Who would have guessed 12 months ago we would finish the year still dealing with record-low oil prices, along with the prospect of negative interest rates and a majority Liberal government in Ottawa?
The fall in commodity prices …
It’s been roughly 15 months since the price on a barrel of oil began its slide. These days, it’s down about 70 per cent from its peak in September 2014. The pundits expect these price pressures to persist through 2016 due to a continued overabundance of global supply.
The affect on Canada’s oil sands has been in the news all year. Refining bitumen into something usable just isn’t economically feasible at these prices. But oil isn’t the only commodity facing falling market prices.
Over the past decade, commodities took off with a dizzying assortment of investments around the world to feed China’s seemingly insatiable demand for mineral and metals. The Asian nation appeared to cement its position as the world’s offshore factory.
But guess what? The Chinese juggernaut is satiable after all. Economic growth in China has slowed. After a decade of rampant resource exploration and development to feed the beast, the market is now faced with a loss of appetite.
In Canada, the first places to feel the pinch of lower demand are of course communities that rely on local resource exploration and development, like in northern Alberta with the oil sands, or northern Ontario with gold and other metals.
As local job opportunities dry up, people have less money to spend and are likely to move elsewhere. This depresses the local economy and the local real estate market.
Bigger urban centres feel the pinch, too. Calgary’s office market, for example, is suffering as resource companies scale back their head-office operations.
And its impact on labour
I’ve written before about the “fly in, fly out” lifestyle, in which people from economically depressed regions of the country, such as the Maritimes, flocked to new opportunities out West when the oil patch was riding the bull. Now, they have a reason to look for opportunities closer to home.
This can only be a good thing in the long run, with a Liberal government that has promised to reinvigorate local economies with new infrastructure investments. In the short term, however, cross-country commuters may be out of work for a while.
You might also think a pullback in the oil sector would be a bit of a boon for other industries in Western Canada, long-starved for human capital. But I had a conversation recently that suggested otherwise.
After years accustomed to high salaries in the oil patch, many people are reluctant to take lower-paying jobs in other sectors. They’d rather sit tight and live on their savings in the hope a recovery in oil prices will bring their old job back.
But people living off savings aren’t likely to spend too much. Reduced consumer spending again hits local businesses and the local housing market.
Near nominal interest rates
The effect of current interest rate policy through 2016 will be to maintain historically low mortgage rates.
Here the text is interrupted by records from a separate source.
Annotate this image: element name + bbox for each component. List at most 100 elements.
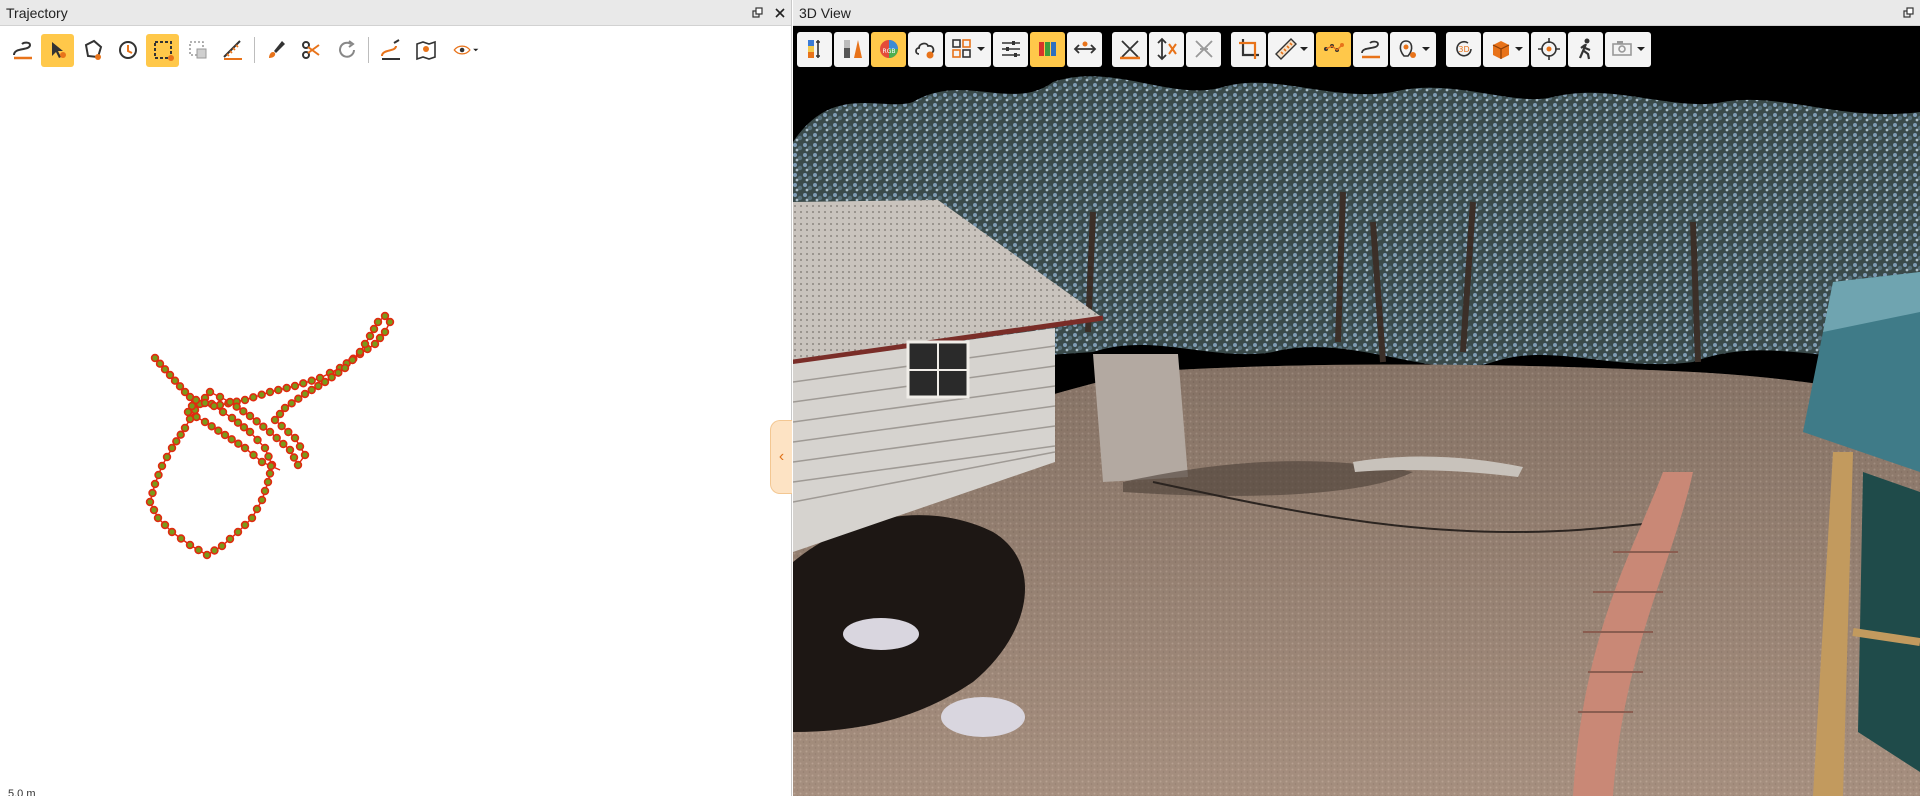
trajectory-point[interactable]: [289, 453, 299, 462]
trajectory-point[interactable]: [240, 443, 250, 453]
trajectory-point[interactable]: [275, 409, 285, 419]
rotate-button[interactable]: [330, 34, 363, 67]
color-by-intensity-button[interactable]: [834, 31, 869, 67]
trajectory-point[interactable]: [340, 363, 350, 373]
trajectory-point[interactable]: [277, 421, 286, 431]
select-point-button[interactable]: [41, 33, 74, 67]
trajectory-point[interactable]: [263, 477, 273, 487]
trajectory-point[interactable]: [239, 407, 248, 416]
trajectory-point[interactable]: [215, 392, 225, 402]
float-panel-icon[interactable]: [747, 2, 769, 24]
trajectory-point[interactable]: [257, 495, 267, 505]
measure-distance-button[interactable]: [1067, 31, 1102, 67]
trajectory-point[interactable]: [207, 422, 216, 431]
measure-ruler-button[interactable]: [216, 34, 249, 67]
trajectory-point[interactable]: [334, 368, 343, 377]
trajectory-point[interactable]: [290, 381, 300, 391]
trajectory-point[interactable]: [380, 311, 390, 321]
point-cloud-viewport[interactable]: [793, 72, 1920, 796]
walk-mode-button[interactable]: [1568, 31, 1603, 67]
trajectory-point[interactable]: [183, 407, 193, 417]
trajectory-point[interactable]: [253, 435, 262, 445]
float-panel-icon[interactable]: [1898, 2, 1920, 24]
trajectory-point[interactable]: [227, 413, 237, 423]
ruler-button[interactable]: [1268, 31, 1314, 67]
trajectory-point[interactable]: [245, 411, 255, 421]
trajectory-point[interactable]: [380, 327, 390, 337]
measure-horizontal-button[interactable]: [1112, 31, 1147, 67]
collapse-panel-button[interactable]: ‹: [770, 420, 792, 494]
close-panel-icon[interactable]: [769, 2, 791, 24]
point-cloud-render[interactable]: [793, 72, 1920, 796]
trajectory-point[interactable]: [192, 412, 201, 422]
trajectory-point[interactable]: [355, 347, 365, 357]
cut-settings-button[interactable]: [295, 34, 328, 67]
trajectory-point[interactable]: [285, 445, 295, 455]
trajectory-point[interactable]: [360, 339, 370, 349]
trajectory-point[interactable]: [307, 385, 316, 395]
trajectory-point[interactable]: [252, 504, 262, 514]
trajectory-point[interactable]: [365, 331, 375, 341]
trajectory-point[interactable]: [232, 402, 241, 411]
crop-button[interactable]: [1231, 31, 1266, 67]
trajectory-point[interactable]: [270, 415, 280, 425]
trajectory-point[interactable]: [294, 394, 303, 403]
trajectory-point[interactable]: [375, 333, 385, 343]
trajectory-point[interactable]: [265, 469, 275, 478]
trajectory-point[interactable]: [167, 527, 177, 537]
trajectory-point[interactable]: [247, 513, 257, 523]
trajectory-point[interactable]: [225, 534, 235, 544]
trajectory-point[interactable]: [249, 450, 258, 460]
trajectory-point[interactable]: [240, 520, 250, 530]
trajectory-point[interactable]: [214, 426, 223, 435]
trajectory-point[interactable]: [227, 435, 236, 444]
trajectory-point[interactable]: [210, 546, 219, 555]
trajectory-point[interactable]: [274, 385, 283, 395]
trajectory-plot[interactable]: [0, 70, 792, 796]
eye-visibility-button[interactable]: [444, 34, 488, 67]
trajectory-point[interactable]: [327, 373, 336, 382]
measure-clear-button[interactable]: [1186, 31, 1221, 67]
trajectory-point[interactable]: [240, 395, 250, 405]
screenshot-button[interactable]: [1605, 31, 1651, 67]
layout-grid-button[interactable]: [945, 31, 991, 67]
trajectory-point[interactable]: [148, 488, 157, 498]
trajectory-point[interactable]: [194, 545, 203, 555]
trajectory-point[interactable]: [293, 460, 303, 470]
trajectory-point[interactable]: [165, 370, 175, 380]
trajectory-point[interactable]: [265, 427, 275, 437]
circle-select-button[interactable]: [111, 34, 144, 67]
trajectory-point[interactable]: [175, 382, 185, 391]
trajectory-point[interactable]: [259, 422, 268, 431]
trajectory-point[interactable]: [290, 433, 300, 443]
trajectory-view-button[interactable]: [1353, 31, 1388, 67]
trajectory-point[interactable]: [180, 423, 190, 433]
trajectory-point[interactable]: [300, 450, 310, 460]
trajectory-point[interactable]: [260, 486, 270, 496]
trajectory-point[interactable]: [218, 407, 228, 417]
trajectory-point[interactable]: [153, 513, 163, 523]
box-view-button[interactable]: [1483, 31, 1529, 67]
trajectory-point[interactable]: [284, 427, 293, 437]
trajectory-point[interactable]: [348, 355, 357, 365]
trajectory-point[interactable]: [220, 430, 230, 440]
trajectory-point[interactable]: [225, 397, 235, 407]
trajectory-point[interactable]: [239, 423, 249, 432]
trajectory-point[interactable]: [160, 365, 170, 374]
trajectory-point[interactable]: [150, 353, 160, 363]
trajectory-point[interactable]: [279, 439, 288, 449]
point-pick-button[interactable]: [1316, 31, 1351, 67]
trajectory-point[interactable]: [217, 541, 227, 551]
trajectory-point[interactable]: [209, 401, 219, 411]
map-pin-button[interactable]: [409, 34, 442, 67]
trajectory-edit-button[interactable]: [374, 34, 407, 67]
trajectory-point[interactable]: [265, 387, 275, 397]
trajectory-point[interactable]: [234, 439, 243, 448]
trajectory-point[interactable]: [145, 497, 155, 507]
trajectory-point[interactable]: [307, 376, 316, 385]
trajectory-point[interactable]: [373, 317, 383, 327]
trajectory-point[interactable]: [233, 527, 243, 537]
trajectory-point[interactable]: [172, 437, 181, 446]
center-target-button[interactable]: [1531, 31, 1566, 67]
trajectory-point[interactable]: [176, 430, 185, 439]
This will continue to attract investor attention to commercial real estate. It will likely also help to keep capitalization rates at relatively low levels, as alternative investments remain unattractive for many investors.
Low capitalization rates aren’t attractive to all investors. These historically low rates will keep many investors who are less risk-tolerant out of the commercial real estate market. Returns are too low to warrant their risk, versus the much more competitive marketplace from institutional investors.
The clean sweep away from conservative governments
Over the past year, we’ve seen more activist parties elected in many provinces, not just in Ottawa. But it’s the federal Liberal party that’s spearheading a new era of infrastructure spending, income tax policy and refugee resettlement.
The biggest impact on real estate will of course come from the infrastructure spending part of this activist equation. This will create manufacturing demand and construction employment.
In those areas where an infrastructure project takes place, there will also be increased demand for office and industrial space for the engineering and construction office staff.
And there you have it
Year 2015 was one of unexpected political change and economic rebalancing as global economies continued to struggle to find a stable, sustainable footing. With its fortunes wound so tightly with commodities markets, Canada is helplessly along for the ride.
We’ll see in 2016 if the spending plans of the new government make a positive difference, but it’s the macro-economic factors at play with global commodity prices that promise to have the greatest impact.